I LOVE New Year's Resolutions. Just thinking about them can be one of the most rewarding experiences you'll ever have. (HAHAHAA! Did you catch it?!? Adapted Zoolander quote.) January is an optimal time to make them, but New Year's Resolutions should also be made whenever a good one comes up. I don't remember what it was, but I'm pretty sure I established a New Year's Resolution in October 2012.

New Year's Resolutions must also be concrete and quantifiable. Setting resolutions to do things "more often" or to do things "better" invites delusions of accomplishment.

"I resolve to go to the gym more often in 2013! I already went once! I didn't go at all in 2012. Mission accomplished!" 

"No.
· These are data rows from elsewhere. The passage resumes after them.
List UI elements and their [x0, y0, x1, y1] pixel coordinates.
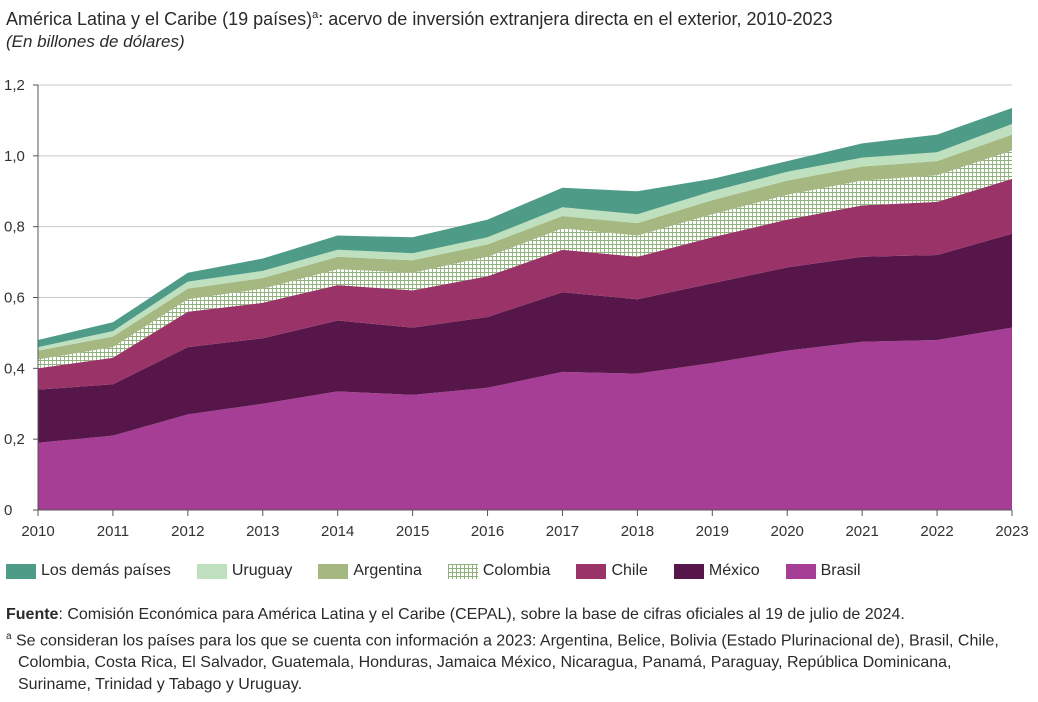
legend-item-brasil: Brasil — [785, 562, 861, 580]
area-mexico — [38, 233, 1012, 443]
y-tick-label: 1,0 — [4, 148, 25, 165]
y-tick-label: 0,6 — [4, 290, 25, 307]
x-tick-label: 2012 — [171, 523, 204, 540]
x-tick-label: 2020 — [771, 523, 804, 540]
area-los-demas-paises — [38, 108, 1012, 348]
y-tick-label: 0,2 — [4, 431, 25, 448]
x-tick-label: 2019 — [696, 523, 729, 540]
legend-swatch — [673, 563, 704, 579]
legend-item-los-demas-paises: Los demás países — [6, 562, 171, 580]
source-note: Fuente: Comisión Económica para América … — [6, 604, 1026, 626]
legend-swatch — [447, 563, 478, 579]
legend-swatch — [196, 563, 227, 579]
legend-item-chile: Chile — [576, 562, 648, 580]
legend-swatch — [6, 563, 36, 579]
y-tick-label: 1,2 — [4, 77, 25, 94]
x-tick-label: 2011 — [97, 523, 129, 540]
legend-item-mexico: México — [673, 562, 760, 580]
x-tick-label: 2013 — [246, 523, 279, 540]
chart-subtitle: (En billones de dólares) — [6, 32, 185, 51]
legend-label: Los demás países — [41, 562, 171, 579]
notes: Fuente: Comisión Económica para América … — [6, 604, 1026, 696]
title-rest: : acervo de inversión extranjera directa… — [318, 9, 833, 29]
legend-label: Brasil — [820, 562, 861, 579]
area-colombia — [38, 150, 1012, 369]
x-tick-label: 2017 — [546, 523, 579, 540]
y-tick-label: 0 — [4, 502, 12, 519]
x-tick-label: 2022 — [920, 523, 953, 540]
area-brasil — [38, 327, 1012, 510]
legend-item-uruguay: Uruguay — [196, 562, 293, 580]
legend-label: Colombia — [482, 562, 551, 579]
x-tick-label: 2018 — [621, 523, 654, 540]
source-label: Fuente — [6, 606, 59, 623]
footnote: a Se consideran los países para los que … — [6, 626, 1026, 696]
legend-label: Argentina — [353, 562, 422, 579]
legend: Los demás países Uruguay Argentina Colombia… — [6, 560, 887, 582]
title-footnote-mark: a — [312, 9, 319, 21]
y-tick-label: 0,4 — [4, 360, 25, 377]
series-areas — [38, 108, 1012, 510]
x-tick-label: 2021 — [845, 523, 878, 540]
x-tick-label: 2010 — [21, 523, 54, 540]
axes: 0 0,2 0,4 0,6 0,8 1,0 1,2 2010 2011 2012 2013 2014 2… — [4, 77, 1029, 540]
legend-swatch — [318, 563, 349, 579]
area-chile — [38, 178, 1012, 390]
legend-label: México — [708, 562, 760, 579]
area-argentina — [38, 134, 1012, 360]
legend-swatch — [576, 563, 607, 579]
legend-item-colombia: Colombia — [447, 562, 551, 580]
stacked-area-chart: 0 0,2 0,4 0,6 0,8 1,0 1,2 2010 2011 2012 2013 2014 2… — [4, 77, 1029, 540]
title-main: América Latina y el Caribe (19 países) — [6, 9, 313, 29]
source-text: : Comisión Económica para América Latina… — [58, 606, 905, 623]
x-tick-label: 2016 — [471, 523, 504, 540]
legend-item-argentina: Argentina — [318, 562, 422, 580]
x-tick-label: 2015 — [396, 523, 429, 540]
legend-label: Uruguay — [231, 562, 293, 579]
x-tick-label: 2023 — [995, 523, 1028, 540]
footnote-mark: a — [6, 631, 12, 642]
chart-title: América Latina y el Caribe (19 países)a:… — [6, 4, 833, 30]
legend-label: Chile — [611, 562, 648, 579]
legend-swatch — [785, 563, 816, 579]
area-uruguay — [38, 124, 1012, 351]
footnote-text: Se consideran los países para los que se… — [11, 632, 999, 694]
y-tick-label: 0,8 — [4, 219, 25, 236]
x-tick-label: 2014 — [321, 523, 354, 540]
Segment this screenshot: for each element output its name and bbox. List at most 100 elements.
You totally failed."

One (lifted from my sister-in-law's FB status) : read all the books I currently own that I haven't read yet. This is a big deal because I have a lot of those. As soon as I made this resolution I took action right away by rushing out and buying another book. This wasn't intentional, I was in a bookstore and noticed a book by the Oscar winning screenwriter of one of my favorite movies (On the Waterfront). There are laws of physics I would have violated by not buying it.
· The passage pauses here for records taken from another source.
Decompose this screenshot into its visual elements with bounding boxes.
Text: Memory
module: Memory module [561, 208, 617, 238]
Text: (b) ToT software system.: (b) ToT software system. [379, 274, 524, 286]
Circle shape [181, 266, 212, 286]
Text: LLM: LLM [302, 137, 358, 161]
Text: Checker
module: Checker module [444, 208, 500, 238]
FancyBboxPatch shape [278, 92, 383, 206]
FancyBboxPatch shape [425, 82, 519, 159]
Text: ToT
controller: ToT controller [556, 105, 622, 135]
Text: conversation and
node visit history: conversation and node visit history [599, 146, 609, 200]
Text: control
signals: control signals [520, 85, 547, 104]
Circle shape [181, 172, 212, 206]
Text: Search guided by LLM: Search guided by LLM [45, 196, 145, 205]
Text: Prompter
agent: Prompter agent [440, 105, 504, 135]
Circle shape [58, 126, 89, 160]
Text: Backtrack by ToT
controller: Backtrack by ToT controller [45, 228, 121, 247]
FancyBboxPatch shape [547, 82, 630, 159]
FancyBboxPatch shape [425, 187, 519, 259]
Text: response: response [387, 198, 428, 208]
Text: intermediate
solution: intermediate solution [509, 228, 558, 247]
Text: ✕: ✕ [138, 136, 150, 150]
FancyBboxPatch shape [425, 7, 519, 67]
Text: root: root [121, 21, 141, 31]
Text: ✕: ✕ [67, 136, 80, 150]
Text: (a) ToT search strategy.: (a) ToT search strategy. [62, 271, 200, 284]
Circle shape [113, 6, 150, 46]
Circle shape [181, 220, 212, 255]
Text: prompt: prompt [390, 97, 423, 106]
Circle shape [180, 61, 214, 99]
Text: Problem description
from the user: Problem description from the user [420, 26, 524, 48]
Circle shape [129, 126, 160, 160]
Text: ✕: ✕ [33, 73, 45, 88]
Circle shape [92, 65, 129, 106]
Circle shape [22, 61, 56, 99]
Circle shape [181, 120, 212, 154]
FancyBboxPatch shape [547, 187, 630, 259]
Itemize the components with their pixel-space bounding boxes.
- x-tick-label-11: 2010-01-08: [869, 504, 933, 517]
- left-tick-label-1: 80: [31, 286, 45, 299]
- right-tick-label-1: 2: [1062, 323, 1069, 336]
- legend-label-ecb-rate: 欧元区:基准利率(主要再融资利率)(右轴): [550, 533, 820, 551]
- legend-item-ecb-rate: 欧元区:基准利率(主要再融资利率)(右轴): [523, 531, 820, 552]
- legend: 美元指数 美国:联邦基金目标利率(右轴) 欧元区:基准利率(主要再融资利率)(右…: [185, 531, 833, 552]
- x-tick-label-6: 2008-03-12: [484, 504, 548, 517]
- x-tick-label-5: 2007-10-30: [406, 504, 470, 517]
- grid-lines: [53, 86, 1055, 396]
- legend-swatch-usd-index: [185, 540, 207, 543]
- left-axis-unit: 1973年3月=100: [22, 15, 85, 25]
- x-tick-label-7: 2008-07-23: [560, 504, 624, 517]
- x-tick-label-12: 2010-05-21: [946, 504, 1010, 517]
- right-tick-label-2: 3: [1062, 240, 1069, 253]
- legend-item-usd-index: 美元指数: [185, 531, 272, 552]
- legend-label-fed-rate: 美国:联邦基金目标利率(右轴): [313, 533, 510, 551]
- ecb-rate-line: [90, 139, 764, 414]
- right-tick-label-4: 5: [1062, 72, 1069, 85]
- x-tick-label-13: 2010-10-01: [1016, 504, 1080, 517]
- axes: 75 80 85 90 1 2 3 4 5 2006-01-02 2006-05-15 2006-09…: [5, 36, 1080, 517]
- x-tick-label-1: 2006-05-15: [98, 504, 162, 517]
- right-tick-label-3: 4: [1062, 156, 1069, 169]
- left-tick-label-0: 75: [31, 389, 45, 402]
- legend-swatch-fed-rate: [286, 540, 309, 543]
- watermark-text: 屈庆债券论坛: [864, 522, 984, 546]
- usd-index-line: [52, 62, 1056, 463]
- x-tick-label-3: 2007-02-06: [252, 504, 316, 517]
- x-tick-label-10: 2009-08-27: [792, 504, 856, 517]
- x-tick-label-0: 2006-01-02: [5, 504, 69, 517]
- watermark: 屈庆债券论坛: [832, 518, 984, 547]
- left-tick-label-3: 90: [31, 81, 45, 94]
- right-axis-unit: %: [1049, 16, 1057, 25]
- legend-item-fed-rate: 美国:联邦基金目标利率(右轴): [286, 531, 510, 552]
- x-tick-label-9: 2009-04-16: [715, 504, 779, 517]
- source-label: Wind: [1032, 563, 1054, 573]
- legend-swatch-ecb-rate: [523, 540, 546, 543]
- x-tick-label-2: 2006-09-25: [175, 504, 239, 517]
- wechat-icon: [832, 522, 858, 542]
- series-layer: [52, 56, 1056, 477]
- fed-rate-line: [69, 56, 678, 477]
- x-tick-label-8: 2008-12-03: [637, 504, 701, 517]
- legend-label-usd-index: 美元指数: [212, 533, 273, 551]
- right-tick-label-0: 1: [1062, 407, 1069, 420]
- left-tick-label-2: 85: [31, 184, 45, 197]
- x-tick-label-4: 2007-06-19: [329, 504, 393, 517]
[The book is The Disenchanted by Budd Schulberg.]

Two: Send birthday and anniversary cards to friends and family. Immediate amendment : friends probably don't need to expect cards unless they live out of town. Baby steps here, folks. I get a head rush in stationery stores with well designed, high quality paper and pens, and will probably buy enough stock to lock myself into this resolution until death. A terrible salesperson could sell me paper products while I was standing in a burning building.

Three: Be able to look at a world map and enter the names of all countries. It was with much shame and glancing over my shoulder that I googled Trinidad and Tobago to confirm in what region of the world it lies while at work this past year. If I'm going to continue being amused by students who stop by my office and announce, "I feel like I want to study abroad sometime in maybe Europe, Italy or Rome, or what are some of the other options?", I need to international education myself a bit more.

Finally: Call immediate family once a week. Issue: I do not like talking on the phone. I do like talking to my family. And since my motion that Viner parents, children and spouses move to the Twin Cities didn't carry, I will talk on the phone more often. Perhaps I'll get used to it and then grow to like it. Like eating broccoli. I put broccoli in my fruit smoothies now; too much makes them taste kind of odd but a reasonable serving goes unnoticed. Broccoli is also good when dipped in mayonnaise. One of the few sanctioned uses for mayonnaise.

Saturday, January 5, 2013

News Bulletin

France recently decided on a 75% income tax on their wealthiest citizens. French actor GĂ©rard Depardieu applied for Russian citizenship shortly following the announcement because, according to a letter to Russia's main state-run broadcaster, he likes Russian writers and his father was once a communist. Mr Putin said Depardieu was granted citizenship because he has been in a lot of movies about Russia.

Everyone was fighting about tax breaks and spending cuts until the last minute on December 31, 2012. In a shocking turn of events, taxes will go up and decisions on spending cuts have been delayed. In other words, no one fell off the fiscal cliff and all can stop worrying about it for a few months until it's time to make more decisions. The final deal is generally thought to be a victory for democrats, but no one is super happy with it. The American people are increasingly exasperated, stating they don't know where the cliff is and 'how can anyone fall off of it if everyone just keeps moving it.'

Google CEO Eric Schmidt will be joining U.S. ambassador to the U.N., Bill Richardson, and other persons on a trip to North Korea this month despite the strong reservations of the U.S. State Department: 'This seems like a dumb idea and they know we think that but we're not the boss of them.' Considering most U.S. to North Korea trips are attempts to rescue other Americans who have been arrested in NK, there is speculation that the excursion may be related to the recent arrest of an American. Since North Korea only has about 10 websites, none of which are Google, Schmidt is thought to be going on the trip because he knows of no other way to figure out what exactly is going on.